Welcome to the second incarnation of Lunar Looking-Glass, my spot for Tarot, spirituality, and whatever else catches my fancy. I'm a big fan of comparing Tarot decks; I have quite a few scanned ones, and even more that I like to scout out on the web (which I will always credit properly, and remove if anyone takes issue with me showing off their work). So be prepared for a few pretty pictures along with my musings! Today's is from the Era of Aquarius Tarot, by Marina Bolgarchuk, a Russian deck that's apparently a bit of a tough find.
I can't think of a better way to start things off than The Fool. The Major Arcana are said to be the Fool's Journey, after all, a young man or woman (or neither, or both, or whatever your gender identity) setting out and encountering the different characters and ideas of the Tarot as he-or-she evolves and grows. We're the Fool, the idea goes. We enter our journey with the cards looking to improve ourselves, whether that's communion with God/dess or enlightenment or just becoming the best human beings we can possibly be.
And if you want to get into more esoteric thought (which I'm just now scratching the surface of!), the Fool is numbered '0' because s/he's everything and nothing. S/he can be anywhere on the journey of the Major Arcana, taking in anything, becoming anything, learning any lesson. S/he's pure, untapped potential. S/he's the "pattern" in Richard Bach's One, a massive field of choices where you can land anywhere.
The thing is? It isn't until you get there that you realize how that's freaking scary.
It's so easy to have a plan. We're given one from the beginning, aren't we? At least in the First World nations, you're a kid, you go to school, you grow up. You graduate high school, quite possibly go to college, you choose "what you want to be when you grow up." No one tells you that you'll change your major a few times, or your career at least once as you grow up. No one tells you that your relationships will shift, your interests will get more diverse, your worldview is going to grow and change. One of my favorite musicals is Avenue Q, a foul-mouthed adult take on Sesame Street for twenty-somethings. And the biggest life lesson they close with, after the true nature of the Internet and how charity is a great cure for the blues, is that "everything in life is only for now." The good, the bad, the ugly - it's all changing, forever. No wonder the Fool's optimism and penchant for taking chances is sometimes called, well, "foolhardy." How can anyone feel ready to face the world when it can always shift into something you never planned for?
Well, I was once told something during a rough patch that I think sums it up perfectly. "You're scared right now because you're in the middle of it.
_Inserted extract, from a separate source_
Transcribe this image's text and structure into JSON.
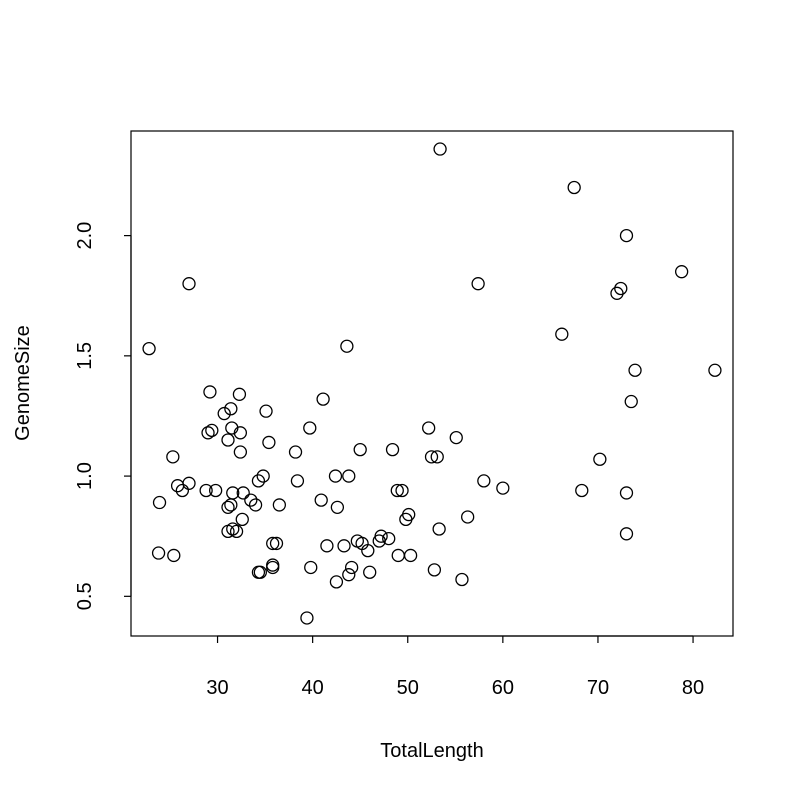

But if you imagine hovering above it for a minute, and looking ten years into the future, you'll see how this point in life led you to then. You'll see the bigger picture of it, and it'll look so much smaller then."
If the Fool is everything and nothing, that means s/he's the mastery of the Magician and the self-bondage of the Devil. S/he's the consequences of Justice and the hope of the Star. S/he's everything in the World, and s/he's herself right back at the beginning again. The journey is the destination. Every moment of our lives, we're learning more about everything, and that makes us more us.
And that's still freaking scary. But it's scary awesome.